C'est le changement climatique qui leur permet aujourd'hui de faire pousser ce type de plante en Picardie. "Ce qui est frappant, c’est que, pluies ou chaleurs, tout est à l’excès en ce moment. Dans certaines zones en France, on a atteint des valeurs historiques. Du coup, notre terroir est plus sec qu’auparavant avec le changement climatique. On peut désormais y cultiver des abricots, des olives, on y relance même la culture de la vigne", affirme-t-il.
"À Valensole, une commune située dans le département des Alpes-de-Haute-Provence, un village réputé pour sa culture traditionnelle de la lavande, les producteurs sont confrontés à des épisodes de plus en plus longs de chaleur extrême. Résultat, le sol est trop sec et la plante souffre, poursuit Thomas Ducamps. En Picardie, grande région agricole, on commence, nous aussi, à connaître des soucis pour certaines cultures. Les pois protéagineux par exemple. Les chaleurs de printemps, trop intenses, les fragilisent. En Espagne, où on atteint des niveaux de chaleur jamais vus, ils ont du mal à produire de la pomme de terre. Donc, rien d’étonnant à ce que des variétés réputées aimer la chaleur et le soleil, s’acclimatent dans le nord de la France où l’on reste relativement épargné par ces pics aigus de canicule, souvent longs dans le temps. En revanche, cet été, comme nous avons eu peu de soleil, notre sarriette n’était pas assez qualitative, donc on ne la distillera pas cette année, mais on a récolté beaucoup de menthe."
"Une grande exigence de qualité"
Infusions, huiles, vinaigres aromatisés, miels et huiles essentielles : la parcelle de Thomas, aux allures de petit coin de Provence, permet la production d’une centaine de références estampillées "Terroirs Hauts-de-France Bio". Une vraie fierté pour cet enfant du pays originaire de Ham, qui a toujours été agriculteur. "Je suis producteur de pommes de terre et de légumes bio. Mais avec Florixir, j’explore un type de culture originale dans des conditions les plus naturelles possibles. Mon souci est de limiter au maximum mon impact sur l’environnement. J’ai besoin de mes petits vers de terre, de diversité, d’engrais naturels. Tout ce que nous vendons, dans notre boutique sur site, ou dans les magasins bio, en restauration collective ou chez les grossistes, est à usage externe, destiné à être consommé en tisanes, dans des soupes, des plats familiaux, ou sous forme d’huiles essentielles. Donc, il y a une grande exigence de qualité."
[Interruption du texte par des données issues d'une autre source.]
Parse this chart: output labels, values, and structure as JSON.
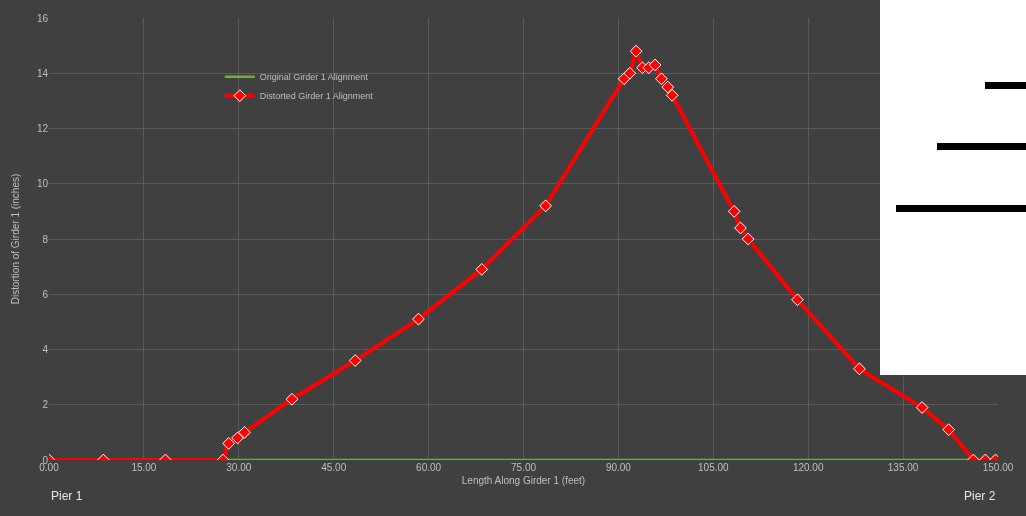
{
  "chart_data": {
    "type": "line",
    "xlabel": "Length Along Girder 1 (feet)",
    "ylabel": "Distortion of Girder 1 (inches)",
    "xlim": [
      0,
      150
    ],
    "ylim": [
      0,
      16
    ],
    "xticks": [
      {
        "value": 0,
        "label": "0.00"
      },
      {
        "value": 15,
        "label": "15.00"
      },
      {
        "value": 30,
        "label": "30.00"
      },
      {
        "value": 45,
        "label": "45.00"
      },
      {
        "value": 60,
        "label": "60.00"
      },
      {
        "value": 75,
        "label": "75.00"
      },
      {
        "value": 90,
        "label": "90.00"
      },
      {
        "value": 105,
        "label": "105.00"
      },
      {
        "value": 120,
        "label": "120.00"
      },
      {
        "value": 135,
        "label": "135.00"
      },
      {
        "value": 150,
        "label": "150.00"
      }
    ],
    "yticks": [
      0,
      2,
      4,
      6,
      8,
      10,
      12,
      14,
      16
    ],
    "grid": true,
    "legend": "top left",
    "line_style": "solid",
    "annotations": [
      "Pier 1",
      "Pier 2"
    ],
    "series": [
      {
        "name": "Original Girder 1 Alignment",
        "color": "#70ad47",
        "marker": "none",
        "x": [
          0,
          145.5
        ],
        "values": [
          0,
          0
        ]
      },
      {
        "name": "Distorted Girder 1 Alignment",
        "color": "#ff0000",
        "marker": "diamond",
        "x": [
          0,
          8.6,
          18.4,
          27.5,
          28.4,
          29.8,
          30.9,
          38.4,
          48.4,
          58.4,
          68.4,
          78.5,
          90.9,
          91.8,
          92.8,
          93.8,
          94.8,
          95.8,
          96.8,
          97.8,
          98.5,
          108.3,
          109.3,
          110.5,
          118.3,
          128.1,
          138.0,
          142.2,
          146.1,
          148.0,
          149.6
        ],
        "values": [
          0,
          0,
          0,
          0,
          0.6,
          0.8,
          1.0,
          2.2,
          3.6,
          5.1,
          6.9,
          9.2,
          13.8,
          14.0,
          14.8,
          14.2,
          14.2,
          14.3,
          13.8,
          13.5,
          13.2,
          9.0,
          8.4,
          8.0,
          5.8,
          3.3,
          1.9,
          1.1,
          0,
          0,
          0
        ]
      }
    ]
  }
}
Le chef d’entreprise a décidé aussi de relancer les plantes emblématiques de notre région, comme l’ortie. "Une fois séchée, pour assaisonner une salade ou une quiche, rien de tel. Et puis je rappelle que l’ortie favorise la circulation sanguine ! Pour sa cueillette, rien de plus facile. Nous faisons appel à une cueilleuse, qui connaît bien les endroits où elle prolifère. Il y a aussi l’Ail des ours, plante aromatique et médicinale sauvage, endémique en Picardie. C’est un excellent condiment."
Aujourd'hui Thomas Ducamps est heureux d’avoir transmis sa passion des herbes médicinales et aromatiques bio, "made in Picardy", à ses deux enfants, Louise et Augustin. "On fait des petits volumes, mais j’estime qu’on fait du bon boulot. Et notre entreprise est à l’équilibre sur le plan financier. À l’avenir, on va essayer de commercialiser des plantes fraîches. Une dernière précision, nous sommes notre propre contrôle qualité. Tout ce que nous produisons à Ham, nous le consommons, dans nos plats, en famille."